La demande en forte hausse

Mais si la production augmente, c’est moins vite que la consommation dans un pays où la croissance démographique est forte (+1,5% par an). La demande intérieure progresse de 7% par an, ce qui provoque une tension qui fait augmenter le prix du lait au détail de 20% en 2012.
80% de la production nationale de lait sont consommés localement, avec 60% autoconsommés par les éleveurs ou vendus au voisinage, 23% transformés artisanalement, et 17% collectés par des circuits organisés. Le lait est la première source de protéine animale des Indiens qui sont végétariens à 40%. Les familles fabriquent des produits traditionnels concentrés (basundi, khoa, peda) ou coagulés (chhana, paneer, rasagolla). Le lait est le second poste de dépenses alimentaires, qui représente un tiers du budget des Indiens, derrière les céréales.

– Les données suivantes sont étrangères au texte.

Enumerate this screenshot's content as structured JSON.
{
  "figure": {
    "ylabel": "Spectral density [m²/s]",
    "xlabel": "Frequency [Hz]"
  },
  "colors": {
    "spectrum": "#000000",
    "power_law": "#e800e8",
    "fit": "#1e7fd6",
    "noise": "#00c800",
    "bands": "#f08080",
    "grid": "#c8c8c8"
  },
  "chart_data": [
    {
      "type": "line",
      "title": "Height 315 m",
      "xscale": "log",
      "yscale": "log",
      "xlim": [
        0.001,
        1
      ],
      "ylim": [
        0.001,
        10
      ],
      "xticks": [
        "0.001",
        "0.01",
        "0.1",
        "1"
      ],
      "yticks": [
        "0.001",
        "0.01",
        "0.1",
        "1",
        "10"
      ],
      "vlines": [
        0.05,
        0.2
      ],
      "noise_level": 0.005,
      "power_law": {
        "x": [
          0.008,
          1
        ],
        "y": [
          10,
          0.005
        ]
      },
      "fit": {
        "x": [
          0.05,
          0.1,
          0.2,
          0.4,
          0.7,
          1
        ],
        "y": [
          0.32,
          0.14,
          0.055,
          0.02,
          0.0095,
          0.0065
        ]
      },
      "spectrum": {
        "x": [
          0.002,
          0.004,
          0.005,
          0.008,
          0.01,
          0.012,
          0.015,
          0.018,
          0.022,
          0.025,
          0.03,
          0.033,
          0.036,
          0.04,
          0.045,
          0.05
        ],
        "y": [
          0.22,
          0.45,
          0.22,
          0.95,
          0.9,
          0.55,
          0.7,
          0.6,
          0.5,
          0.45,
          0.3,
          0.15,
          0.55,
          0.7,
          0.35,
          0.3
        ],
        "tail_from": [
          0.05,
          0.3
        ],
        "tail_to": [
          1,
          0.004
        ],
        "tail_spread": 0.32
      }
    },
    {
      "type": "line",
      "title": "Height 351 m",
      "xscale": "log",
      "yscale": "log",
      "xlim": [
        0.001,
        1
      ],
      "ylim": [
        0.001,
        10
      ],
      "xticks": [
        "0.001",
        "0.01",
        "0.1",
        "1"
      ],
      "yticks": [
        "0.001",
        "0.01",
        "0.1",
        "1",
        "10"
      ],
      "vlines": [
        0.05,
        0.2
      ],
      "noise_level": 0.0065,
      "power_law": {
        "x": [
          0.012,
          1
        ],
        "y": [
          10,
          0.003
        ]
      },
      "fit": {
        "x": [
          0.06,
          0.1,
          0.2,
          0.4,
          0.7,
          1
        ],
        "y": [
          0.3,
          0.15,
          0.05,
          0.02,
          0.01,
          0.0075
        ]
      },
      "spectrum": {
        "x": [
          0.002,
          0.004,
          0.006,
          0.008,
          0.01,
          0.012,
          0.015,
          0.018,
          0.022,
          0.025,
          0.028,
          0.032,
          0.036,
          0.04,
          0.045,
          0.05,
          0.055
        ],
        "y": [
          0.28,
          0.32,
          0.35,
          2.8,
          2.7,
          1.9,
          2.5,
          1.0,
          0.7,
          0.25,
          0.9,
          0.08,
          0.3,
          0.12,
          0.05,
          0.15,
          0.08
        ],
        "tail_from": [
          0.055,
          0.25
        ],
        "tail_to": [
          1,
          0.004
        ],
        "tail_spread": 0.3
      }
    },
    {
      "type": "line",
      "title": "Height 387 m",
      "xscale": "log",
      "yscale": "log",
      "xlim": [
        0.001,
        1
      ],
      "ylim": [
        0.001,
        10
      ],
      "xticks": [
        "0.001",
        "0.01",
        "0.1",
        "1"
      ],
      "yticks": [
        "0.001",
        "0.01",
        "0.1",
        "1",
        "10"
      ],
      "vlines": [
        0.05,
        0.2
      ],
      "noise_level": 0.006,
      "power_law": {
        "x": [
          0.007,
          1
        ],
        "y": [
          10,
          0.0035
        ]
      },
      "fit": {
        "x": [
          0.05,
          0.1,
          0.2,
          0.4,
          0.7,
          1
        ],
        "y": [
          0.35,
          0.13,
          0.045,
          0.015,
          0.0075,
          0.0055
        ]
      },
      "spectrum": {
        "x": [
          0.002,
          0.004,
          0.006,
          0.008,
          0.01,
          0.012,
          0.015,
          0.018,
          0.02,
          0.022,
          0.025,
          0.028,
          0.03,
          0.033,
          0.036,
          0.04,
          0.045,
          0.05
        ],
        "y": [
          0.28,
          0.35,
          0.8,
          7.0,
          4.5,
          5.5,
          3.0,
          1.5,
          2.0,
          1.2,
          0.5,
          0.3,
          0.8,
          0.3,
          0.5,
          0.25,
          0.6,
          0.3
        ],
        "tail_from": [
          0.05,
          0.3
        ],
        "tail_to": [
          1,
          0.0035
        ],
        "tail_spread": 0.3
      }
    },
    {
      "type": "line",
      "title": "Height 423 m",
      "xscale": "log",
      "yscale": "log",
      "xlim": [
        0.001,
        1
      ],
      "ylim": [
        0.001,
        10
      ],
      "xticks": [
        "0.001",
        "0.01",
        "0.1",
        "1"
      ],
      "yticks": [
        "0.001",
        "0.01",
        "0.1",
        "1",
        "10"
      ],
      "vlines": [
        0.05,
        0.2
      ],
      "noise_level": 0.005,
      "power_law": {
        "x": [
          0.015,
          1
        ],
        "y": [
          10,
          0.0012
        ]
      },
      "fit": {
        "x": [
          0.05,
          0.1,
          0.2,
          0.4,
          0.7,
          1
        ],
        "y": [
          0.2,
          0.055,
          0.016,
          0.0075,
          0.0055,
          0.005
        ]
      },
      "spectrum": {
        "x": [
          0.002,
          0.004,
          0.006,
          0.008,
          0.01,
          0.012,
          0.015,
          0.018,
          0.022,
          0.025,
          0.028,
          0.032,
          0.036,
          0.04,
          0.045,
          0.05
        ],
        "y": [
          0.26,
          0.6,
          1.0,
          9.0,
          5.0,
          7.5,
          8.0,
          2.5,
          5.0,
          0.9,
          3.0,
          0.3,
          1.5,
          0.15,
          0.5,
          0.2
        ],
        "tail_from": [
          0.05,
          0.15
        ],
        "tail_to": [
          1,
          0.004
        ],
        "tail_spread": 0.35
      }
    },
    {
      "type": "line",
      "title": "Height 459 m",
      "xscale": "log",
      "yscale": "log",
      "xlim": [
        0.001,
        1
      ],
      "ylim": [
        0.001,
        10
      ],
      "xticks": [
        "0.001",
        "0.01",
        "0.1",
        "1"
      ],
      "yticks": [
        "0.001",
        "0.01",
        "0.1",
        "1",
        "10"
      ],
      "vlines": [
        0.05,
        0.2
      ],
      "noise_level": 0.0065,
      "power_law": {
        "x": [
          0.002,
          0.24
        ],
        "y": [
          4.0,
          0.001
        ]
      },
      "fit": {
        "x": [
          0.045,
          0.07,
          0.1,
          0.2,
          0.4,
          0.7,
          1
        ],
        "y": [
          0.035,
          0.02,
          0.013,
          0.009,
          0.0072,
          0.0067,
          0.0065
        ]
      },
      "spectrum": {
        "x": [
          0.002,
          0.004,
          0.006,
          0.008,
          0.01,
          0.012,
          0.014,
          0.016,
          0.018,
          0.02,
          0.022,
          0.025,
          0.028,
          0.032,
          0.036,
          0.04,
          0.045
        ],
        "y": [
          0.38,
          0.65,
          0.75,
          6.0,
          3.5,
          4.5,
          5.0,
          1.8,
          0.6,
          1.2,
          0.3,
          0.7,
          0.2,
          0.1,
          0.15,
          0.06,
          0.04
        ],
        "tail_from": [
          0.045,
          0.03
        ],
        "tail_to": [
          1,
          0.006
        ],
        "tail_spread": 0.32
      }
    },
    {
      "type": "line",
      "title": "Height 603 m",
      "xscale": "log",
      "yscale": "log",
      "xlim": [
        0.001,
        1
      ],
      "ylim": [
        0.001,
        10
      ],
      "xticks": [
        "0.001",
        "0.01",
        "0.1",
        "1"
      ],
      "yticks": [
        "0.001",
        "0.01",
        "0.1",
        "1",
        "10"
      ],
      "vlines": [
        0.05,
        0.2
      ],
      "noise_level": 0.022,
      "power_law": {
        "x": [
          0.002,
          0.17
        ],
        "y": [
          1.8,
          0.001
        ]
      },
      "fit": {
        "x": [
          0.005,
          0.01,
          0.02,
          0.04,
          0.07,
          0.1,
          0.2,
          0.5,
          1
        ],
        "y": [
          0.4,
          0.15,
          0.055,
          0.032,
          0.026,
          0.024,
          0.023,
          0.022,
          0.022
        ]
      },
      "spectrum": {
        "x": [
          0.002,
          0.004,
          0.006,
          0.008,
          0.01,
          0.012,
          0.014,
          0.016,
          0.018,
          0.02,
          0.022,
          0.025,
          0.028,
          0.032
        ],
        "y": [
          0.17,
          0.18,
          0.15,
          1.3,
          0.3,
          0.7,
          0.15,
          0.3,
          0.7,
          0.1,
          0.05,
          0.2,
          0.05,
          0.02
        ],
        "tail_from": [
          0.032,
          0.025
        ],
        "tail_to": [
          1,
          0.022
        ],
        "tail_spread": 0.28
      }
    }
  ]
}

Un rôle qui devrait rester limité

Dans un futur proche, le rôle de l’Inde sur le marché mondial devrait rester limité, et sa production continuer d’augmenter au même rythme. « Si les tensions restent fortes, l’Inde pourrait devenir un opérateur important en termes d’importation. Le pays ne pèse pas très lourd sur le marché mondial mais peut avoir une influence importante », complète Gérard You, économiste à l’Institut de l’élevage.